Dependence of the parameter of accuracy of the ARMA model of voice source (11) on the duration of Russian vowel phonemes: “a” (1), “i” (2), “o” (3), “u” (4), “y” (5), and “é” (6)

Discussion of the obtained results

We now consider the speed of the developed method for the analysis of voice sources determined by the two factors: the duration τ of the speech frame characterizing the period of updating the results of the voice analysis of speech in formulation (11) and the computational complexity of the proposed method caused by the total amount of calculations \(W_{\tau }=W_{7}+W_{10}\) performed according to relations (7) and (11). For relations (7), we have about \(W_{7}=3Np_{2}=3\tau Fp_{2}\) elementary operations of multiplication and division of real numbers [30]. The cost of simulation of the vocal tract by the autoregressive model (5) of order \(p_{1}< p_{2}\) is not taken into account in this case because, in the recurrence computational scheme, they are included in the computation cost of modeling of the speech signal (9) [36]. In the case of relation (11), the volume of computations includes the threefold cost of performing the M-point rapid Fourier transform for \(M\geq N\), which correspond to \(W_{10}=3M\log_{2}M\) elementary operations. In total, we get \(W_{\tau }=3\left(Np_{2}+M\log_{2}M\right)\) elementary operations within the interval of observations of length τ or \(W=W_{\tau }/\tau =3F\left(p_{2}+N^{-1}M\log_{2}M\right)\) operations per second. Thus, under the conditions of the performed experiment, for \(p_{2}=90;F=8\) kHz; \(\tau =2^{5}\) msec; \(N=2^{8}; \mathrm{ and }M=2^{10},\) we get \(W=3\cdot 8000\left(90+2^{-8}\cdot 2^{10}\cdot 10\right)=3.12\cdot 10^{6}c^{-1}\), which gives, as a result of recalculation to the clock frequency of the computing device, 3.12 MHz. This result, with a significant margin (by an order of magnitude or more) corresponds to the efficiency of modern speech systems operating under the conditions of soft (with delays for the duration of a single frame) real-time mode [37].

Conclusions

The proposed method for the analysis of voice sources of speech makes it possible to model the excitation signal (3) of the vocal tract of a speaker in real time.

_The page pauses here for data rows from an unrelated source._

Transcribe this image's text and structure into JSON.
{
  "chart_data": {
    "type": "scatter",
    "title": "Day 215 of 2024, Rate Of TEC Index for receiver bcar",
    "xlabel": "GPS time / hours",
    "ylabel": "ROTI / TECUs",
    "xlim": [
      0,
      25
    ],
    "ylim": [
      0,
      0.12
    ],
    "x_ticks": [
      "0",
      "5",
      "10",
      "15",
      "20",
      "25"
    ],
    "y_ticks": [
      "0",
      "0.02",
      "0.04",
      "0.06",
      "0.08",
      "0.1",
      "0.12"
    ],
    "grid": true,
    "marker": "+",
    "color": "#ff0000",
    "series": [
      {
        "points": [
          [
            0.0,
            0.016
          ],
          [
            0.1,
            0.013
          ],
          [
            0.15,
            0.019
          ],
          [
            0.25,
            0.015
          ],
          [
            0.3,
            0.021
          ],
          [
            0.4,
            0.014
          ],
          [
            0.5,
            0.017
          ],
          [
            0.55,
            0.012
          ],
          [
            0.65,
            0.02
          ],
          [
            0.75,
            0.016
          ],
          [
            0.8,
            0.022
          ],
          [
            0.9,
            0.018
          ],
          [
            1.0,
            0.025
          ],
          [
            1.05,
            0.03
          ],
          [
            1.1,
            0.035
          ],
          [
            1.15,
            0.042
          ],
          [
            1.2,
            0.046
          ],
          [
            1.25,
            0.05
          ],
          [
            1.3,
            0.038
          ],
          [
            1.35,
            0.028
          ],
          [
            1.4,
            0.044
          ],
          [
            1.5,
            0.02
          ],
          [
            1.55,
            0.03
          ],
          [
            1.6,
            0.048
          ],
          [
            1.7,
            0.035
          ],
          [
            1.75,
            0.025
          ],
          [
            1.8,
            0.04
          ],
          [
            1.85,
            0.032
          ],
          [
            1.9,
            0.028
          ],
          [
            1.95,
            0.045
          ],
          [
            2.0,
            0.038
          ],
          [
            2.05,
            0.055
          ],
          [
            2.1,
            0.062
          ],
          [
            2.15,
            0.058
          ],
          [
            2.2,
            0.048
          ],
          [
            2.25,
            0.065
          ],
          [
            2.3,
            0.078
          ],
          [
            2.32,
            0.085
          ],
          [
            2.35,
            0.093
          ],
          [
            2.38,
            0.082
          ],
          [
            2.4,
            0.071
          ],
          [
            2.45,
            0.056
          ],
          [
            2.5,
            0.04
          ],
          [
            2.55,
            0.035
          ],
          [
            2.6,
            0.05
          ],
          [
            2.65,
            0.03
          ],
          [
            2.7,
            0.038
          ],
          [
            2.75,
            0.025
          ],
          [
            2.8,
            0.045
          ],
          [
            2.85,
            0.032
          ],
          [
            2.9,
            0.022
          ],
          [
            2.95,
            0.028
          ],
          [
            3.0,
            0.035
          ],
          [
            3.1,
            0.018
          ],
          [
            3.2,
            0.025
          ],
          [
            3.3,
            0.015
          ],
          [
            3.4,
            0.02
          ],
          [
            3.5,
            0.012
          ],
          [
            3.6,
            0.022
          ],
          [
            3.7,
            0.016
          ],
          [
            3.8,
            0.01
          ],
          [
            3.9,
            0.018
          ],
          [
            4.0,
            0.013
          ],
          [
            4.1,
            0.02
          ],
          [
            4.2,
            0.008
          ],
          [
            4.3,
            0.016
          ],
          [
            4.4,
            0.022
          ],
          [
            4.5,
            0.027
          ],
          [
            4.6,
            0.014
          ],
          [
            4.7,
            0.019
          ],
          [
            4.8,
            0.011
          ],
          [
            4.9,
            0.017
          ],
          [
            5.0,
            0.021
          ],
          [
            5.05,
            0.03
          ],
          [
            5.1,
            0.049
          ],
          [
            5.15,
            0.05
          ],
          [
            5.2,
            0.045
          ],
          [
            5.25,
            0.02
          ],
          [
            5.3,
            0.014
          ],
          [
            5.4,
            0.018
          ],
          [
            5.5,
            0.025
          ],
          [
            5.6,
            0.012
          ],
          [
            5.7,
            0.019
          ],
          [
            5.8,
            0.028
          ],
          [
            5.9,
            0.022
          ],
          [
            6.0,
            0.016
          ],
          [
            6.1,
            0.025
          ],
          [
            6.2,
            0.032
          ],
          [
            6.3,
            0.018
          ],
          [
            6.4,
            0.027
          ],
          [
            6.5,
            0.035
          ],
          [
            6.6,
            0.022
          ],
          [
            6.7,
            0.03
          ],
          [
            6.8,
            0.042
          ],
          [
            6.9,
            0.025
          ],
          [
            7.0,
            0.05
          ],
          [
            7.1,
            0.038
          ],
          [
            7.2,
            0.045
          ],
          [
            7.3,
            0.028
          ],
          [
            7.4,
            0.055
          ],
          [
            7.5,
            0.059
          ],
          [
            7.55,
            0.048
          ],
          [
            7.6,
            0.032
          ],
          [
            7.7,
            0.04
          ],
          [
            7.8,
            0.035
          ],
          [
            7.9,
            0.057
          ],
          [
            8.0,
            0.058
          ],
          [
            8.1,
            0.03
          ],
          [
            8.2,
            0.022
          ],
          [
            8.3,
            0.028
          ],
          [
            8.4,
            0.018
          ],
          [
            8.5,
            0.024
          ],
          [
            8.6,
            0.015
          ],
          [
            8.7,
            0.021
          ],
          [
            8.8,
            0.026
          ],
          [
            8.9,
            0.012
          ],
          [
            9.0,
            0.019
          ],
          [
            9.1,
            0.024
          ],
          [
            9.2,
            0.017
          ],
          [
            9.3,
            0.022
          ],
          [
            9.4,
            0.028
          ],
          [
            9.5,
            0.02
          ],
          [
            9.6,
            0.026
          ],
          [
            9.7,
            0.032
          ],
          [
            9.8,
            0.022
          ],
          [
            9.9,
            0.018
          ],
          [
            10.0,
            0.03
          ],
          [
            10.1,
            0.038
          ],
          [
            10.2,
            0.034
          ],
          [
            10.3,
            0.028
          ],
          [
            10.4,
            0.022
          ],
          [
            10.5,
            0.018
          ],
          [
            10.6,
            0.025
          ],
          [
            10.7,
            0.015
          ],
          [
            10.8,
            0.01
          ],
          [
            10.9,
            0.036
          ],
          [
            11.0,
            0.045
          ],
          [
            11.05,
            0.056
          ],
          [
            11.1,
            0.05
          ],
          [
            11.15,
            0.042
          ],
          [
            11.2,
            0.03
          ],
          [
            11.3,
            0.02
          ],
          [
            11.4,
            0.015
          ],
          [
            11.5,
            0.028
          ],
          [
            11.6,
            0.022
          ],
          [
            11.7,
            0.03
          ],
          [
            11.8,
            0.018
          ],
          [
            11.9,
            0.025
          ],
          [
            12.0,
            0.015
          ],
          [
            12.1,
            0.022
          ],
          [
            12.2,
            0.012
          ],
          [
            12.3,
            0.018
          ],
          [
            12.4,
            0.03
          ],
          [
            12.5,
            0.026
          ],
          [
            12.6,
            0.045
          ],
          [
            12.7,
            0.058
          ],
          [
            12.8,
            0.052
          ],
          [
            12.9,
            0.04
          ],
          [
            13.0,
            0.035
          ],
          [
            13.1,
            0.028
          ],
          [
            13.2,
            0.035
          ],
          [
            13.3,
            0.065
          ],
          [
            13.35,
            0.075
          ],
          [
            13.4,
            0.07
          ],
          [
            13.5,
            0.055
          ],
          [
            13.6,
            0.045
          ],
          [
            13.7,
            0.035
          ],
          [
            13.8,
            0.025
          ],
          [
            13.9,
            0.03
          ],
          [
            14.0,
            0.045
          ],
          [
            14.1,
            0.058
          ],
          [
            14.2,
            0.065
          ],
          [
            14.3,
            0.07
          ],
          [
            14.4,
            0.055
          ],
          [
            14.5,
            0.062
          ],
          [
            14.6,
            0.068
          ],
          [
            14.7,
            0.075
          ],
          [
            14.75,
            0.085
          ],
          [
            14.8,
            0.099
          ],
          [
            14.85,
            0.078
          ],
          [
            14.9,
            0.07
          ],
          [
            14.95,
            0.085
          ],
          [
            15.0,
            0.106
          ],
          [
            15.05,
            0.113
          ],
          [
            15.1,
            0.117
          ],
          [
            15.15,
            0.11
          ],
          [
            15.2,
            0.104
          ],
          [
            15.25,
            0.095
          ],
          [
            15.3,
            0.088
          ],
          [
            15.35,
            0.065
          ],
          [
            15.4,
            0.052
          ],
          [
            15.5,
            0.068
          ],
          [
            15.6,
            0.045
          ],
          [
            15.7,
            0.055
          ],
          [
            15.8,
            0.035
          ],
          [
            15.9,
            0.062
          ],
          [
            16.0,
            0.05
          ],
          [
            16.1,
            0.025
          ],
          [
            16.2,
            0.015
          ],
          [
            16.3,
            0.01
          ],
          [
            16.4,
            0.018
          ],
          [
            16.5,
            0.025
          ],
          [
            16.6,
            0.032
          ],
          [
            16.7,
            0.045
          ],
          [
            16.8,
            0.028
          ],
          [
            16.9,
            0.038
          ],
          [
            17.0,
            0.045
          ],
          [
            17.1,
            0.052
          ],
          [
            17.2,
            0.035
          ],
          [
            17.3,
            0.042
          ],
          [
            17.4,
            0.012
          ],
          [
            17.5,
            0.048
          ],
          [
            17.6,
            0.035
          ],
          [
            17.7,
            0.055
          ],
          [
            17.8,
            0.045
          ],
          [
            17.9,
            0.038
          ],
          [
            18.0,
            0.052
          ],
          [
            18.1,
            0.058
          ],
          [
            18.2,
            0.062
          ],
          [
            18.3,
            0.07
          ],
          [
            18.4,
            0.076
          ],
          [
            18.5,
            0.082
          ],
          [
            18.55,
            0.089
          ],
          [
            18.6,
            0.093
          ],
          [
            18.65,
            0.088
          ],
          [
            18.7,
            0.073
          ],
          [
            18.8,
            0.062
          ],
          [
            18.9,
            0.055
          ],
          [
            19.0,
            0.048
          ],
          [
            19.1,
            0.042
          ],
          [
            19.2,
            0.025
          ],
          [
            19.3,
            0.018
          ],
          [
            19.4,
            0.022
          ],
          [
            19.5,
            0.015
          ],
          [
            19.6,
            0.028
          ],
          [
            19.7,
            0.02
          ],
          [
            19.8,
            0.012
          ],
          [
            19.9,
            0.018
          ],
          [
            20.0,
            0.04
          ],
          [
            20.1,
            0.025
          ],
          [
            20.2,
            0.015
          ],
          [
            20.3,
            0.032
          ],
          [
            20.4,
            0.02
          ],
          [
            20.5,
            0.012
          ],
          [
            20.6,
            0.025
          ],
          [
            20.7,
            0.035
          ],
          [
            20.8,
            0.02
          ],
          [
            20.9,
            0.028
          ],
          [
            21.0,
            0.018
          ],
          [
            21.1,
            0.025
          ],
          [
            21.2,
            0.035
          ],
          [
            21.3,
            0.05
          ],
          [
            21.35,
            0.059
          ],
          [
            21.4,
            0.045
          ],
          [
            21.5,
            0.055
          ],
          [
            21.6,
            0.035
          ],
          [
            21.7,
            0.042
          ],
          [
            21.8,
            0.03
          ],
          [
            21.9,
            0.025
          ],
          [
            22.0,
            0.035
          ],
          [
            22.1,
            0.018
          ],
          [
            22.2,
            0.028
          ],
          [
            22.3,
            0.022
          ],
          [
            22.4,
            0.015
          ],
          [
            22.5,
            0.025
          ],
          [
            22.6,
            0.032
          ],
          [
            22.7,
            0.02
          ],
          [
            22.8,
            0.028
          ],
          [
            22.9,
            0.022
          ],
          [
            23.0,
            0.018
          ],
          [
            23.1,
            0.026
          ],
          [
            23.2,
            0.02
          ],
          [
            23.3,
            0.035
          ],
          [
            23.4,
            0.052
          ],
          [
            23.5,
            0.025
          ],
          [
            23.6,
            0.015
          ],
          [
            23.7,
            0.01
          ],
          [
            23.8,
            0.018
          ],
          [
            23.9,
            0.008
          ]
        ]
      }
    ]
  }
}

Its sufficiently high speed is explained by the use of a high-speed recurrence procedure (7) used to adjust the parameters of the ARMA model (10) for a sequence of excitation pulses (11) according to a speech signal x(t) of finite duration τ. The proposed method does not require synchronization of the sequence of observations \(\{x(n)\}\) with the fundamental tone of the speech signal and is characterized by relatively small calculation costs required for the technical implementation. The performed full-scale experiment confirmed the high speed of the proposed method and, at the same time, allowed us to formulate the requirements to the duration of speech signals.

The obtained results are intended for applications in the development and investigation of modern systems of digital speech communication, voice control, biometrics, biomedicine, and other speech systems [7] in which the specific voice features of speaker’s speech are of primary importance.